非调质生产Cr-Ni-Mo系低合金超高强度钢强化机制

The demand for low-alloy ultra-high strength steels in our national economy increased significantly in recent years due to the great press from the problems of resource, energy and environment. Therefore, trying to simplify the producing process of low-alloy ultra-high strength steels and decrease the production cost is significantly important for the iron and steel industry to develop sustainably. Limited by the present capacity of rolling mills, the advanced technology of thermo mechanical treatment is difficult to be applied in the production of low-alloy ultra-high strength steels, which is developed in the study of general low-alloy high strength steels. The traditional heat treatment of quenching followed by tempering after rolling is still used as the main strengthening method for low-alloy ultra-high strength steels, which is of high energy consumption. In the present project, the Cr-Ni-Mo low-alloy ultra-high strength steel was investigated to develop a new thermo mechanical treatment strengthening method for low-alloy ultra-high strength steels, in which the rolling mills are not needed to undertake great load, and thus the energy consuming quenching and tempering treatment can be successfully omitted. An innovative idea was put forward for the strengthening of low-alloy ultra-high strength steels, by combining the large deformation at austenite recrystallization temperature and the small deformation at austenite non-recrystallization temperature. The present project will focus on the effect of the deformation and stress, both at the austenite recrystallization zone and the non-recrystallization zone, on the phase transformation. The ideal microstructure exhibiting both ultra-high strength and enough toughness will be determined after the evaluation of mechanical properties. The key parameters to realize the ideal microstructure will be determined and optimized, and an instructive technology will finally be given.
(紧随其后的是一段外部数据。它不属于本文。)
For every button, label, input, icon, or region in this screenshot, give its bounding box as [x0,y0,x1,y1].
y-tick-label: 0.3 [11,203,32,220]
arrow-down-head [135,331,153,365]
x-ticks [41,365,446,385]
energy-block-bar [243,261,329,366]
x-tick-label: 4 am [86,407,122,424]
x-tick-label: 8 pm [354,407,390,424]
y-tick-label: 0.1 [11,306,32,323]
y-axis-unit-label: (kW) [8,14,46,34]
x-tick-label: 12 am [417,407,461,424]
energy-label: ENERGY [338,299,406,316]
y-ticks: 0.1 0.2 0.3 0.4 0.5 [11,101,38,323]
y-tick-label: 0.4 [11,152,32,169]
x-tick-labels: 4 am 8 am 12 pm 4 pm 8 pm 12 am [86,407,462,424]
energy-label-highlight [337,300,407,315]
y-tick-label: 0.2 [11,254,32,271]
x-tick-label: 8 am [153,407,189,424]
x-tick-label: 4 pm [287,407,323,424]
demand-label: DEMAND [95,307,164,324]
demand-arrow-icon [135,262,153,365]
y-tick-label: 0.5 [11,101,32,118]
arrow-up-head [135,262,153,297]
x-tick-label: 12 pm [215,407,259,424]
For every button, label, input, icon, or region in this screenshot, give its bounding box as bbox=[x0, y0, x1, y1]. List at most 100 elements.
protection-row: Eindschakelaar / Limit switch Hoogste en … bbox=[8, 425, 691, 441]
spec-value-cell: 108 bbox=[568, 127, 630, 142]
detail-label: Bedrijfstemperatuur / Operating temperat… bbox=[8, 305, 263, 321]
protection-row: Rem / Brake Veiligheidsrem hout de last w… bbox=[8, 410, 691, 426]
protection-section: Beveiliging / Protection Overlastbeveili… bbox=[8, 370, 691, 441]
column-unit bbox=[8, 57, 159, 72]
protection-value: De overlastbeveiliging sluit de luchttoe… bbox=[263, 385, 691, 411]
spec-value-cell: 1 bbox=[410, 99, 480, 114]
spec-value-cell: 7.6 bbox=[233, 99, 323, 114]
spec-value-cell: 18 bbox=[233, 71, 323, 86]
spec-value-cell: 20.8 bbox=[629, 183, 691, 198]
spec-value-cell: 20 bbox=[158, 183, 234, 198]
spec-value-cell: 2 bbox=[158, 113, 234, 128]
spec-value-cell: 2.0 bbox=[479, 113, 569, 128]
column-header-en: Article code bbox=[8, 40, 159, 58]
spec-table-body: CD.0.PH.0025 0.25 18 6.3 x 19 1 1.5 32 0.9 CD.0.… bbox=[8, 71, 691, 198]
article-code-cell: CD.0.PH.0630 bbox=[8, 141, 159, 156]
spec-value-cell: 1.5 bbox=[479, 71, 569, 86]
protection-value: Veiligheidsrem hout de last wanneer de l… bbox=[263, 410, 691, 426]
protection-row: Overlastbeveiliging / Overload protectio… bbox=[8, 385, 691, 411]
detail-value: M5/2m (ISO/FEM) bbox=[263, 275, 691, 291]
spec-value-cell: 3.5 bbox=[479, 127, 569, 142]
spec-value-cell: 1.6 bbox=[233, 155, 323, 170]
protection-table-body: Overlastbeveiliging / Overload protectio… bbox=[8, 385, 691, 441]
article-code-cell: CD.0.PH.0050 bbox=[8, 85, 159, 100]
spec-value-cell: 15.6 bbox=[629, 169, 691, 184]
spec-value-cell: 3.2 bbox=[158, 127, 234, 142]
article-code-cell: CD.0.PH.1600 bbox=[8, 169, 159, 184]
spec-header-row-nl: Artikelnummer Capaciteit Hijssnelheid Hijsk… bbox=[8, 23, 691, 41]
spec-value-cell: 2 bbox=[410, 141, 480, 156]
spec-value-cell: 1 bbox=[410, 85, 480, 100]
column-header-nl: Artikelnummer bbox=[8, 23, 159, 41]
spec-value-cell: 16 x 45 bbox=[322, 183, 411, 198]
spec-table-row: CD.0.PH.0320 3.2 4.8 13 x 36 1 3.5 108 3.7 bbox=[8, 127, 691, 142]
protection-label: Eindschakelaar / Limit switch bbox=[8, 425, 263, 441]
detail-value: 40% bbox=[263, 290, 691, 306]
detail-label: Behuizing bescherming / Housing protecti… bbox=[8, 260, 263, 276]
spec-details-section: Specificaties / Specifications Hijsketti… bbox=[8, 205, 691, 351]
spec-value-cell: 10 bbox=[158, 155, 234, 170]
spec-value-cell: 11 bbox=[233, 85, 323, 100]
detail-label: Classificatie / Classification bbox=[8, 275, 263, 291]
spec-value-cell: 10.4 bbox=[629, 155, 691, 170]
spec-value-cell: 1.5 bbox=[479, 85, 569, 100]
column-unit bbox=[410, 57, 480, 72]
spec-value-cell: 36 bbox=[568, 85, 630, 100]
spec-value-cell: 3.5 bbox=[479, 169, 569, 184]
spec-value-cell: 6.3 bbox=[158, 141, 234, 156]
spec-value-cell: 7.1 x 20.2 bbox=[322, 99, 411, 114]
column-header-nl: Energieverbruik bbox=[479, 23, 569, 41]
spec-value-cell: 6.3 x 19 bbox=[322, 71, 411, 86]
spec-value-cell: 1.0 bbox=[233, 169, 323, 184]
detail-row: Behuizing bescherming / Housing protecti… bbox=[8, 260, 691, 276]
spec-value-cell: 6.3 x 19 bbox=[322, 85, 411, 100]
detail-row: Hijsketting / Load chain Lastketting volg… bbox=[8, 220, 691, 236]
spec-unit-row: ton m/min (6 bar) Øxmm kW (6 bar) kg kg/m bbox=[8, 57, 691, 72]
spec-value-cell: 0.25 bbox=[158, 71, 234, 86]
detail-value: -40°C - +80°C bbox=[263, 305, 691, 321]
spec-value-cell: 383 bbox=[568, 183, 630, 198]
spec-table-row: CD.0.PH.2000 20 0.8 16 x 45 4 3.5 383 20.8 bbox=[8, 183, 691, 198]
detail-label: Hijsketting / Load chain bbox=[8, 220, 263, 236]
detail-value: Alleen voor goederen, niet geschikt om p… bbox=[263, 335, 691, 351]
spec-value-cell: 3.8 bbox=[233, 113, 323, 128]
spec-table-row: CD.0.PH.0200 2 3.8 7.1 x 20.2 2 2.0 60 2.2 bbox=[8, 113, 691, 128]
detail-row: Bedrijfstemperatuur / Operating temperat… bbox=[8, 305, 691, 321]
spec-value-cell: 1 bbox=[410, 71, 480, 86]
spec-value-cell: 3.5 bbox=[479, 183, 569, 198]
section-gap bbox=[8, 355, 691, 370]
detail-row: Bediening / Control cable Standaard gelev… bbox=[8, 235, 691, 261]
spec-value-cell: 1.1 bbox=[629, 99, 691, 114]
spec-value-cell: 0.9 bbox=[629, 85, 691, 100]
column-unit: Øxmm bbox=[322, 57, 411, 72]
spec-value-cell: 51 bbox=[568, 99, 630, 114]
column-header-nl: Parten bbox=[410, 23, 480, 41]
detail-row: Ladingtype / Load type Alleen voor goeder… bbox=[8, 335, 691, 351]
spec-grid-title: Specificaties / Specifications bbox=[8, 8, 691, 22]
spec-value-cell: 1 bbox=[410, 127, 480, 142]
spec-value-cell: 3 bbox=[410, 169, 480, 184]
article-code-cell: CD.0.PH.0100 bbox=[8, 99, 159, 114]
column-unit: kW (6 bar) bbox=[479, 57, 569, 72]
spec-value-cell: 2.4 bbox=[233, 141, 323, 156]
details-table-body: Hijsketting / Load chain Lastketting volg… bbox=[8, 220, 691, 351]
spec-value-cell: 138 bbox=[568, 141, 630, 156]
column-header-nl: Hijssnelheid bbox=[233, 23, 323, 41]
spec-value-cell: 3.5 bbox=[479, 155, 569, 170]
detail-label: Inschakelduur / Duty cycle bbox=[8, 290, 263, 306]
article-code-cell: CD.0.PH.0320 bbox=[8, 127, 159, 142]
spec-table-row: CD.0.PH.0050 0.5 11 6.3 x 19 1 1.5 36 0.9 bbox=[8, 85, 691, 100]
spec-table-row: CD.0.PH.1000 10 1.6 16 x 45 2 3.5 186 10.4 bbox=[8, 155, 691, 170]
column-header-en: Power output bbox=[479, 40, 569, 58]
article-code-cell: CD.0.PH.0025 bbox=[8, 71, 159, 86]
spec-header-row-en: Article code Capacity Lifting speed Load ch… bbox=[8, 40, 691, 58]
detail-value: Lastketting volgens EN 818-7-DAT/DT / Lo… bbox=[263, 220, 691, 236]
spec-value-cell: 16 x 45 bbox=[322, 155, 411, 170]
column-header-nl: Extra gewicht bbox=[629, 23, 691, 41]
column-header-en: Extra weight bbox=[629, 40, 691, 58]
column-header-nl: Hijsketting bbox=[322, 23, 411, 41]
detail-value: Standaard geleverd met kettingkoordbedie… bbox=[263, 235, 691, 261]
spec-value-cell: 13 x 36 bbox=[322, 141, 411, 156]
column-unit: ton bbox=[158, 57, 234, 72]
资源、能源和环境的压力迫使国民经济对低合金超高强钢的需求量猛增，简化低合金超高强钢生产工艺、降低其生产成本对钢铁工业可持续发展具有重要意义。受现有轧机能力的限制，一般级别高强钢中发展起来的形变热处理工艺难以应用于低合金超高强钢的生产，从而传统的高能耗淬火、回火热处理工艺目前仍是此类钢主要强化手段。本项目拟以成分优化的Cr-Ni-Mo系低合金超高强钢为研究对象，探索一种全新的对轧机能力要求低、适应低合金超高强钢的热机械处理强化途径，从而实现低合金超高强钢的非调质生产。拟通过奥氏体再结晶区高温大变形联合未再结晶区低温小变形对Cr-Ni-Mo低合金超高强度钢组织进行控制并实现强化，围绕再结晶区和未再结晶区变形与应力对轧后组织形成过程的影响展开研究。在此基础上，结合力学性能评价，确定获得超高强度与良好韧性配合的理想组织，提出对理想组织进行控制的关键指标，并优化工艺参数、形成指导性工艺方案。

鉴于低合金超高强度钢的生产面临成本高、浪费资源和能源及环境污染方面的问题，探索通过非调质方法实现超高强度，简化生产工艺、降低生产成本，对扩大其在工业中的应用范围具有重要意义。本项目的核心内容探索一种全新的对轧机能力要求低、适应Cr-Ni-Mo低合金超高强钢的热机械处理强化途径，从而为实现非调质生产低合金超高强钢提供理论基础。在项目实施中，通过高精度差分膨胀测量对奥氏体晶粒长大动力学进行分析，以及对奥氏体化过程中碳化物溶解过程分析，确定了该钢奥氏体化条件对连续冷却过程中相变的影响规律；采用热模拟实验，通过分析不同变形条件下的真应力-应变曲线，确定了Cr-Ni-Mo系低合金超高强钢再结晶临界温度、临界形变量，并分析了变形参数对奥氏体再结晶动力学的影响。通过建立热加工图，确立了最佳热变形条件；利用相变动力学分析和多种显微组织分析手段，研究了高温大变形（1000℃）结合低温小变形（850℃）对连续冷却过程中相变行为及微合金碳化物析出行为的影响，确定了通过热机械处理获得均匀、强韧结合的贝氏体组织的强化机制；通过高温大变形控制再结晶和低温小变形控制轧后连续冷却相变，获得了低轧制力非调质生产低合金超高强度钢指导性工艺。项目研究计划圆满完成，并取得预期研究成果，完成了考核指标。课题组发表学术论文13篇，其中SCI检索8篇，EI检索2篇，并申请了相关科学技术发明专利3项。